Christmas Morning is a short story by Ireland's Frank O'Connor, first published in The New Yorker in its 21 December 1946 print edition. It was included in O'Connor's 1951 collection Traveller's Samples under the alternate title "The Thief". The narrator of the story is Larry Delaney, an Irish boy who appears regularly in O'Connor's stories of this period. Larry Delaney first appears in the concluding story of Guests of the Nation, "The Procession of Life", and is the narrator of the first five stories in Traveller's Samples.

==Plot==

Larry is a typical mischievous Irish boy who likes to skip school and runs with a rough crowd. Larry fears that, because of his misbehavior, Santa Claus won't be leaving him any presents for Christmas. His fears are stoked by his mother, who scolds him constantly and compares him unfavorably to his smarter, better-behaved younger brother Sonny. Larry resents his mother, who constantly pushes him to excel at school and frets aloud that he will amount to nothing, like his drunken father.

On Christmas morning, Larry wakes up early and finds that Santa Claus has left only a book in his stocking, while there's nothing but a toy gun in Sonny's. Since Larry has no interest in books, he switches the presents, taking the gun for himself and leaving the book to the more studious Sonny. He imagines that no one but Santa Claus will ever know the difference.
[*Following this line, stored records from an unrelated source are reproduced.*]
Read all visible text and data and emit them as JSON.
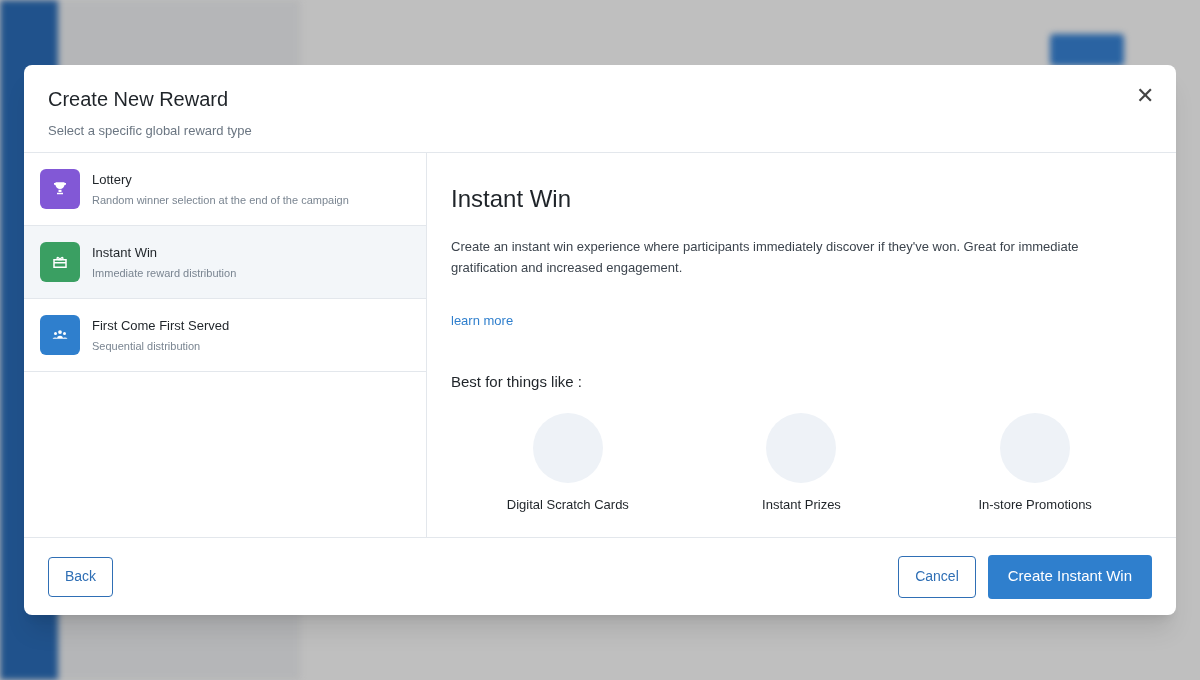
{
  "dialog": {
    "title": "Create New Reward",
    "subtitle": "Select a specific global reward type",
    "close_icon": "✕"
  },
  "reward_types": [
    {
      "kind": "trophy",
      "title": "Lottery",
      "description": "Random winner selection at the end of the campaign",
      "color": "#8258d6",
      "selected": false
    },
    {
      "kind": "gift",
      "title": "Instant Win",
      "description": "Immediate reward distribution",
      "color": "#3a9f62",
      "selected": true
    },
    {
      "kind": "people",
      "title": "First Come First Served",
      "description": "Sequential distribution",
      "color": "#2f7fcd",
      "selected": false
    }
  ],
  "detail": {
    "title": "Instant Win",
    "description": "Create an instant win experience where participants immediately discover if they've won. Great for immediate gratification and increased engagement.",
    "link": "learn more",
    "examples_heading": "Best for things like :",
    "examples": [
      "Digital Scratch Cards",
      "Instant Prizes",
      "In-store Promotions"
    ]
  },
  "footer": {
    "back": "Back",
    "cancel": "Cancel",
    "primary": "Create Instant Win"
  }
}
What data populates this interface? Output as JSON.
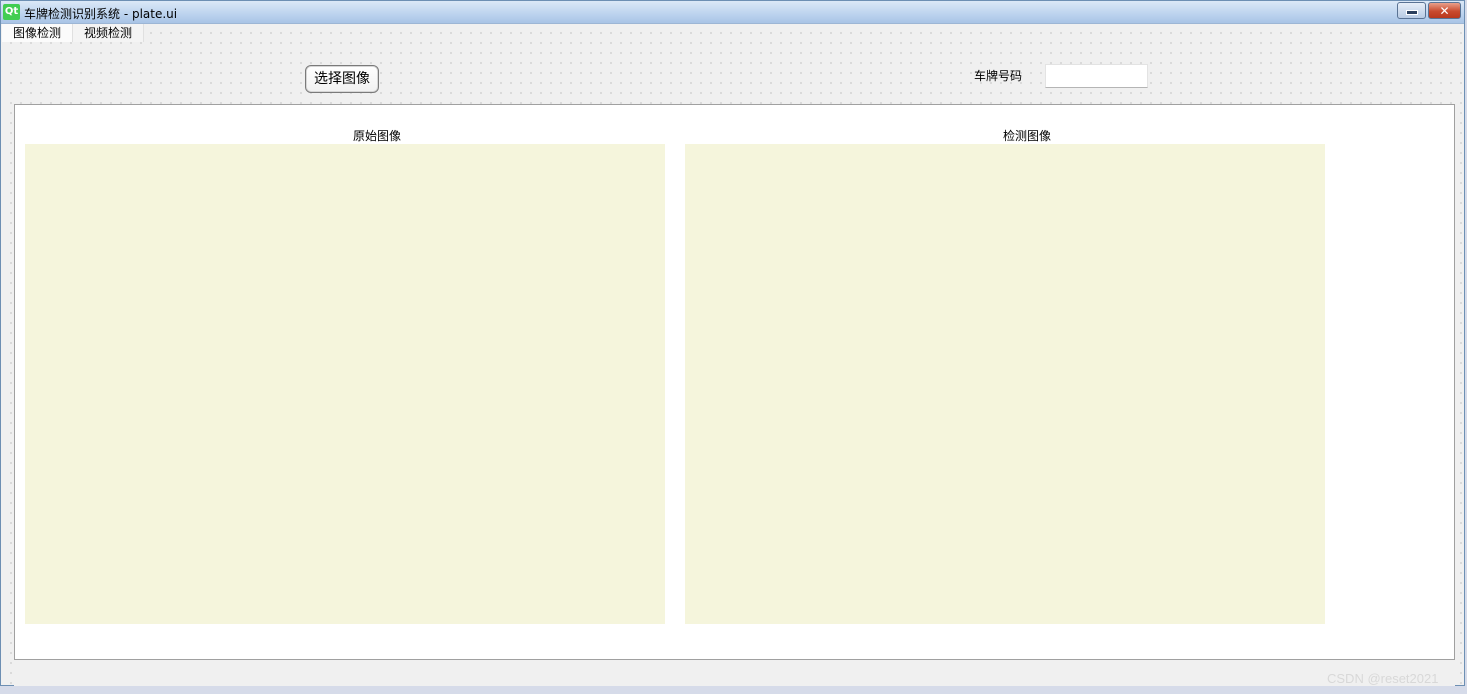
{
  "window": {
    "title": "车牌检测识别系统 - plate.ui",
    "icon_label": "Qt"
  },
  "tabs": [
    {
      "label": "图像检测",
      "active": true
    },
    {
      "label": "视频检测",
      "active": false
    }
  ],
  "toolbar": {
    "select_image_label": "选择图像",
    "plate_number_label": "车牌号码",
    "plate_number_value": ""
  },
  "panel": {
    "original_caption": "原始图像",
    "detected_caption": "检测图像"
  },
  "watermark": "CSDN @reset2021",
  "colors": {
    "image_placeholder": "#f5f5dc",
    "qt_green": "#41cd52"
  }
}
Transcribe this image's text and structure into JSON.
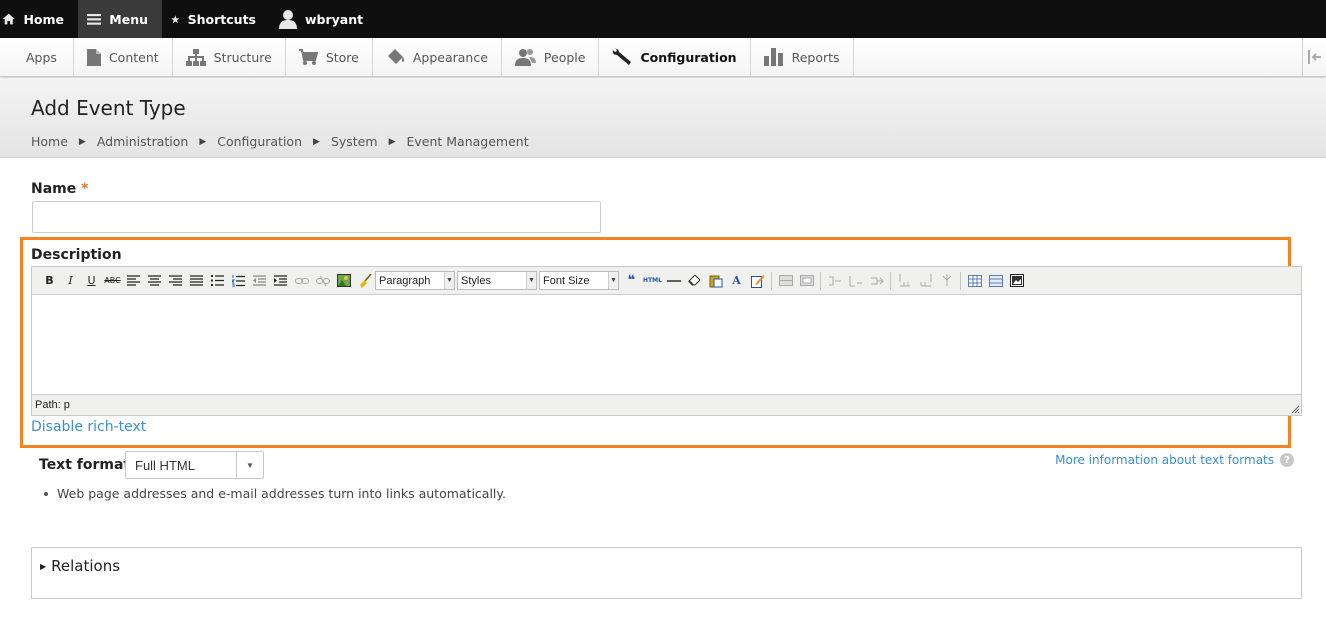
{
  "topbar": {
    "home": "Home",
    "menu": "Menu",
    "shortcuts": "Shortcuts",
    "user": "wbryant"
  },
  "tray": {
    "items": [
      {
        "label": "Apps",
        "icon": "none"
      },
      {
        "label": "Content",
        "icon": "document-icon"
      },
      {
        "label": "Structure",
        "icon": "sitemap-icon"
      },
      {
        "label": "Store",
        "icon": "cart-icon"
      },
      {
        "label": "Appearance",
        "icon": "paint-icon"
      },
      {
        "label": "People",
        "icon": "people-icon"
      },
      {
        "label": "Configuration",
        "icon": "wrench-icon",
        "active": true
      },
      {
        "label": "Reports",
        "icon": "bar-chart-icon"
      }
    ]
  },
  "header": {
    "title": "Add Event Type",
    "breadcrumb": [
      "Home",
      "Administration",
      "Configuration",
      "System",
      "Event Management"
    ],
    "separator": "▶"
  },
  "form": {
    "name_label": "Name",
    "required_mark": "*",
    "name_value": "",
    "description_label": "Description",
    "editor": {
      "format_select": "Paragraph",
      "styles_select": "Styles",
      "font_size_select": "Font Size",
      "path": "Path: p"
    },
    "disable_rich_text": "Disable rich-text",
    "text_format_label": "Text format",
    "text_format_value": "Full HTML",
    "more_info": "More information about text formats",
    "tip": "Web page addresses and e-mail addresses turn into links automatically.",
    "relations_title": "Relations"
  },
  "colors": {
    "highlight": "#f58320",
    "link": "#3b8fd3",
    "topbar": "#0f0f0f"
  }
}
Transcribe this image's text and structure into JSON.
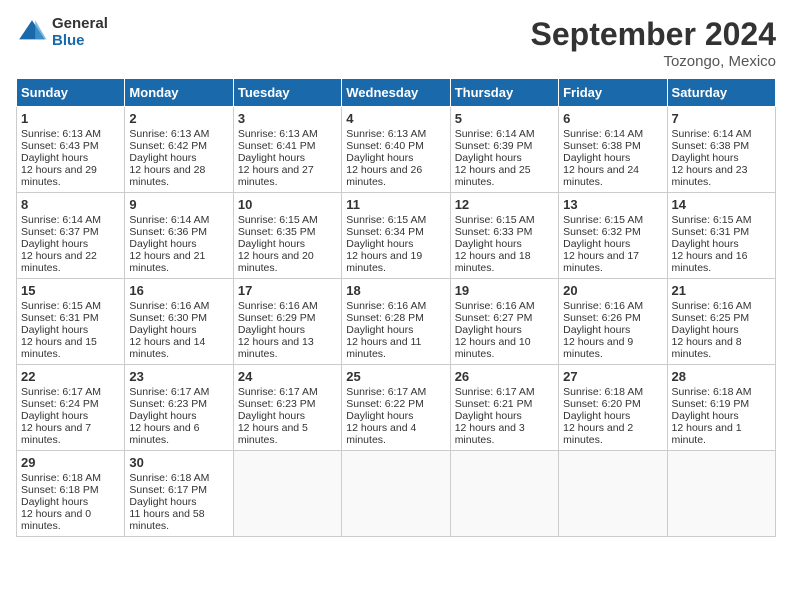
{
  "logo": {
    "general": "General",
    "blue": "Blue"
  },
  "title": "September 2024",
  "location": "Tozongo, Mexico",
  "days_of_week": [
    "Sunday",
    "Monday",
    "Tuesday",
    "Wednesday",
    "Thursday",
    "Friday",
    "Saturday"
  ],
  "weeks": [
    [
      {
        "day": "1",
        "sunrise": "6:13 AM",
        "sunset": "6:43 PM",
        "daylight": "12 hours and 29 minutes."
      },
      {
        "day": "2",
        "sunrise": "6:13 AM",
        "sunset": "6:42 PM",
        "daylight": "12 hours and 28 minutes."
      },
      {
        "day": "3",
        "sunrise": "6:13 AM",
        "sunset": "6:41 PM",
        "daylight": "12 hours and 27 minutes."
      },
      {
        "day": "4",
        "sunrise": "6:13 AM",
        "sunset": "6:40 PM",
        "daylight": "12 hours and 26 minutes."
      },
      {
        "day": "5",
        "sunrise": "6:14 AM",
        "sunset": "6:39 PM",
        "daylight": "12 hours and 25 minutes."
      },
      {
        "day": "6",
        "sunrise": "6:14 AM",
        "sunset": "6:38 PM",
        "daylight": "12 hours and 24 minutes."
      },
      {
        "day": "7",
        "sunrise": "6:14 AM",
        "sunset": "6:38 PM",
        "daylight": "12 hours and 23 minutes."
      }
    ],
    [
      {
        "day": "8",
        "sunrise": "6:14 AM",
        "sunset": "6:37 PM",
        "daylight": "12 hours and 22 minutes."
      },
      {
        "day": "9",
        "sunrise": "6:14 AM",
        "sunset": "6:36 PM",
        "daylight": "12 hours and 21 minutes."
      },
      {
        "day": "10",
        "sunrise": "6:15 AM",
        "sunset": "6:35 PM",
        "daylight": "12 hours and 20 minutes."
      },
      {
        "day": "11",
        "sunrise": "6:15 AM",
        "sunset": "6:34 PM",
        "daylight": "12 hours and 19 minutes."
      },
      {
        "day": "12",
        "sunrise": "6:15 AM",
        "sunset": "6:33 PM",
        "daylight": "12 hours and 18 minutes."
      },
      {
        "day": "13",
        "sunrise": "6:15 AM",
        "sunset": "6:32 PM",
        "daylight": "12 hours and 17 minutes."
      },
      {
        "day": "14",
        "sunrise": "6:15 AM",
        "sunset": "6:31 PM",
        "daylight": "12 hours and 16 minutes."
      }
    ],
    [
      {
        "day": "15",
        "sunrise": "6:15 AM",
        "sunset": "6:31 PM",
        "daylight": "12 hours and 15 minutes."
      },
      {
        "day": "16",
        "sunrise": "6:16 AM",
        "sunset": "6:30 PM",
        "daylight": "12 hours and 14 minutes."
      },
      {
        "day": "17",
        "sunrise": "6:16 AM",
        "sunset": "6:29 PM",
        "daylight": "12 hours and 13 minutes."
      },
      {
        "day": "18",
        "sunrise": "6:16 AM",
        "sunset": "6:28 PM",
        "daylight": "12 hours and 11 minutes."
      },
      {
        "day": "19",
        "sunrise": "6:16 AM",
        "sunset": "6:27 PM",
        "daylight": "12 hours and 10 minutes."
      },
      {
        "day": "20",
        "sunrise": "6:16 AM",
        "sunset": "6:26 PM",
        "daylight": "12 hours and 9 minutes."
      },
      {
        "day": "21",
        "sunrise": "6:16 AM",
        "sunset": "6:25 PM",
        "daylight": "12 hours and 8 minutes."
      }
    ],
    [
      {
        "day": "22",
        "sunrise": "6:17 AM",
        "sunset": "6:24 PM",
        "daylight": "12 hours and 7 minutes."
      },
      {
        "day": "23",
        "sunrise": "6:17 AM",
        "sunset": "6:23 PM",
        "daylight": "12 hours and 6 minutes."
      },
      {
        "day": "24",
        "sunrise": "6:17 AM",
        "sunset": "6:23 PM",
        "daylight": "12 hours and 5 minutes."
      },
      {
        "day": "25",
        "sunrise": "6:17 AM",
        "sunset": "6:22 PM",
        "daylight": "12 hours and 4 minutes."
      },
      {
        "day": "26",
        "sunrise": "6:17 AM",
        "sunset": "6:21 PM",
        "daylight": "12 hours and 3 minutes."
      },
      {
        "day": "27",
        "sunrise": "6:18 AM",
        "sunset": "6:20 PM",
        "daylight": "12 hours and 2 minutes."
      },
      {
        "day": "28",
        "sunrise": "6:18 AM",
        "sunset": "6:19 PM",
        "daylight": "12 hours and 1 minute."
      }
    ],
    [
      {
        "day": "29",
        "sunrise": "6:18 AM",
        "sunset": "6:18 PM",
        "daylight": "12 hours and 0 minutes."
      },
      {
        "day": "30",
        "sunrise": "6:18 AM",
        "sunset": "6:17 PM",
        "daylight": "11 hours and 58 minutes."
      },
      null,
      null,
      null,
      null,
      null
    ]
  ]
}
To his horror, his mother sees the difference instantly, and weeps that her son is a thief. In that instant, Larry realizes for the first time that there is no Santa Claus, only an impoverished mother who's been striving vainly to raise a decent son under miserable circumstances. By giving Larry a book, his Mother had been trying to steer him to success and a better life. By shunning the book and stealing the toy gun, Larry has broken his mother's heart, and convinced her that he will become a rotter like his father.